Parts, Analysis, and Vision
Breaking an idea or concept into its component parts is more than just a way of explaining it. This act of analysis defines just what that idea fundamentally is.
Say, for example,you were going to create a confection from one of the three following books about writing. The visual parts of the confection would differ depending on which book you chose.
Let's compare the table of contents (TOC) from Peter Elbow's Writing Without Teachers, Sanford Kaye's Writing Under Pressure, and Alistair Fowler's How to Write.
These three writers define the parts of the writing process in very different ways, and thus present three different visions of the writing process.
- Divide a piece of paper in thirds vertically into three columns, and write "Elbow," "Sanford," and "Fowler" at the top of each column.

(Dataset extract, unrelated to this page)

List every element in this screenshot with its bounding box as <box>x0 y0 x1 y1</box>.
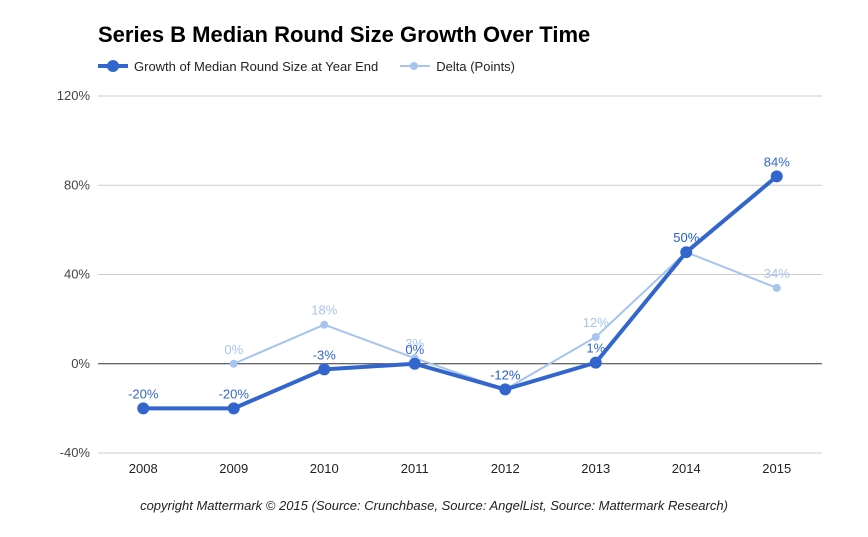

- Choose one word or phrase from one of the tables of contents (TOCs) that seems characteristic of that book's approach. Write that word in that's author's column.
- Look for that word/phrase in the two other TOCs.
Does it appear anywhere else?
Do you see other words that mean something similar (but not the same)?
Enter those in the appropriate column.
- If you find that word/phrase, is it used differently? Write how it's used differently in that author's column.
- If you don't find it, what do you find instead? Make notes in that book's column.
- What does all this make you realize about the approach or "vision" of the book you started with? about one or both of the other books?
- Choose one of the three TOC's and try to describe in a few words how the parts of "dynamically relate" to one another.
Why do the early chapter topics come early, and the later ones come later?
Why does one follow another?
How does one support or extend the other?
How does the set of parts "move"?
Be ready to discuss what you find and realize.